Summary
The eponymous heroine of the popular children’s film Lucie, postrach ulice (Lucy, Terror of the Street) is a six-year-old girl about to start school after the summer holidays. But first she has to take on a gang of six older children led by Osvald, the mischievous son of a neighbour. He persuades the naive girl that they’ll let her join the gang only if she steals something from a department store. But instead of taking plasticine, Lucie encounters the Shapers, little plasticine men who have come to life and can do magic. Instantly all the kids in the neighbourhood want to be her friend. However, Osvald, deposed as leader, is out for revenge. That is the subject of the follow-up …a zase ta Lucie! (Lucy Again) (1984), again filmed by director Jindřich Polák in cooperation with screenwriter Ota Hofman.
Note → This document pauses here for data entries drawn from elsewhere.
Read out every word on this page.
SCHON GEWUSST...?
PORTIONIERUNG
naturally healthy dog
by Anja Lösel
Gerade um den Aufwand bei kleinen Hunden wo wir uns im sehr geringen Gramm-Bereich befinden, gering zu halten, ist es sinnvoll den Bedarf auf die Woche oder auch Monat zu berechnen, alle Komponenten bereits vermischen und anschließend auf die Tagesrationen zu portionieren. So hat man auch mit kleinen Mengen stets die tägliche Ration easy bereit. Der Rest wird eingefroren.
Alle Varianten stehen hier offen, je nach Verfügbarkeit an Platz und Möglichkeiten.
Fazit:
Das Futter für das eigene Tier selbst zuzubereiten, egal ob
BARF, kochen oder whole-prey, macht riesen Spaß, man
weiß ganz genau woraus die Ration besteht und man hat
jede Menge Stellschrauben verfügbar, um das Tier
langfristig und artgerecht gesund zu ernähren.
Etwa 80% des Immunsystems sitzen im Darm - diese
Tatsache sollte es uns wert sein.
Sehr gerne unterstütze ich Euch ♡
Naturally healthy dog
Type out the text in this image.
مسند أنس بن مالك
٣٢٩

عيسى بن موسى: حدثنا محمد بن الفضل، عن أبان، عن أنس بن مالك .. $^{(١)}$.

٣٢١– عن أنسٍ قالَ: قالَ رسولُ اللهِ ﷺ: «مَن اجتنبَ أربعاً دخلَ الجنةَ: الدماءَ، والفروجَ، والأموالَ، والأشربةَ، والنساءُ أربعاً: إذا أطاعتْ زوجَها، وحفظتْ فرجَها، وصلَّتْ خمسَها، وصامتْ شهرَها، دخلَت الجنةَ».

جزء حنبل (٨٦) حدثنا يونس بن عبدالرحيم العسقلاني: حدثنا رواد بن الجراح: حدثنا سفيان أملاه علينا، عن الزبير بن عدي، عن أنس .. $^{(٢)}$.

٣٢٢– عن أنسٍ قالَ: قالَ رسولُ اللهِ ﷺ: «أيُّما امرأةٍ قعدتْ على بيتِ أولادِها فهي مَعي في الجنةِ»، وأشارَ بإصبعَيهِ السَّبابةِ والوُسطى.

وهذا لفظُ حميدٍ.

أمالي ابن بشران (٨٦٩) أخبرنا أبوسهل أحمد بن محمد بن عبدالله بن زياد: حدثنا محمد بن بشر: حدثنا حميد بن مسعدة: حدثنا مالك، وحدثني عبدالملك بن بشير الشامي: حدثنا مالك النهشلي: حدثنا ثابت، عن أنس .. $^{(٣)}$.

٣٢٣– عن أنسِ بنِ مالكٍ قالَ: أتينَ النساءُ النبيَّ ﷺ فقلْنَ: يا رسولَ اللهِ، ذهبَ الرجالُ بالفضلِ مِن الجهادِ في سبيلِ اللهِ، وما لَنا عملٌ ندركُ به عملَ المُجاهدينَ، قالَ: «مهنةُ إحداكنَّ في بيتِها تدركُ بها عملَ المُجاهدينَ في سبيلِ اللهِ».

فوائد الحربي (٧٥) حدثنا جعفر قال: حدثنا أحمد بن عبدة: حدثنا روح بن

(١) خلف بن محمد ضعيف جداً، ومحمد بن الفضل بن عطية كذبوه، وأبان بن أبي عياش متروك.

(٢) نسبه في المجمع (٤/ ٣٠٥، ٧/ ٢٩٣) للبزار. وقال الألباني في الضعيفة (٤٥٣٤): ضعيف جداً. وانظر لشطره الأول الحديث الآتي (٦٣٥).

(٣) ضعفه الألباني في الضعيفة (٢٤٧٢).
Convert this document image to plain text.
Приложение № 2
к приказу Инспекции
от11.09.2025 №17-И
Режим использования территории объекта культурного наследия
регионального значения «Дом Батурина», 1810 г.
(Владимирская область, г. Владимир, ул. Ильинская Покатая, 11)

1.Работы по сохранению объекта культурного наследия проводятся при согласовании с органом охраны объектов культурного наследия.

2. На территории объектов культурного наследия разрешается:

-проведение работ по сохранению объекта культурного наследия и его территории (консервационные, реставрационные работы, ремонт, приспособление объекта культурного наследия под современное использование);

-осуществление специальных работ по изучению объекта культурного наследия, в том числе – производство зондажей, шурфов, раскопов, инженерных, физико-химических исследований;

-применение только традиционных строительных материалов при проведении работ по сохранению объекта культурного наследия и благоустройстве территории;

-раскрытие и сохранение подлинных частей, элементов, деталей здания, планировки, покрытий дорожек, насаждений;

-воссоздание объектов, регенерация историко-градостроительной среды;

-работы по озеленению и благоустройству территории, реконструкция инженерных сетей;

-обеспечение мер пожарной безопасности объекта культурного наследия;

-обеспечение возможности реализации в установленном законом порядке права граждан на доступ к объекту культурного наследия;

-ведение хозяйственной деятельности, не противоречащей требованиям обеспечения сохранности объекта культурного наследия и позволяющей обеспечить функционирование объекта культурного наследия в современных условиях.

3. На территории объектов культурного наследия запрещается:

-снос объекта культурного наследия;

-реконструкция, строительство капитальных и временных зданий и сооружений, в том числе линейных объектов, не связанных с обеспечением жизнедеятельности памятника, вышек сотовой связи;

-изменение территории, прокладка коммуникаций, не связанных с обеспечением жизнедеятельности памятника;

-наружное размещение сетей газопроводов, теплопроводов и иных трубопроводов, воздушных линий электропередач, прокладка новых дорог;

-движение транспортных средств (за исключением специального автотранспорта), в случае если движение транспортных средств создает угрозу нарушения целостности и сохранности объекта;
The pair are also known for the tales of a silent man with a magic bowler hat, Mr. Tau, and the comedy Chobotnice z II. Patra (Octopuses from the Second Floor) (1986). The two popular film comedies about the little girl were created as six half-hour television stories which Polák and Hofman produced as Luzie, der Schrecken der Straße (1980) for a West German channel. Czechoslovak Television did not broadcast the series at the time though it did reach domestic viewers four years later when the material was edited into two feature films… The focus in the popular children’s film is on the animated Shapers, voiced by Jiřina Bohdalová and Josef Dvořák. The frequently cast Žaneta Fuchsová, one of Polák’s favourite child actresses (he used her in Octopuses from the Second Floor and the Pan Tau [Tau] movie), took the role of
Lucie. The part of the mischievous Osvald went to Michael Hofbauer, who the director had previously used in the Mr. Tau films. Otto Šimánek, who in that series portrayed Polák’s most popular character, appears in Lucy, Terror of the Street as a store detective.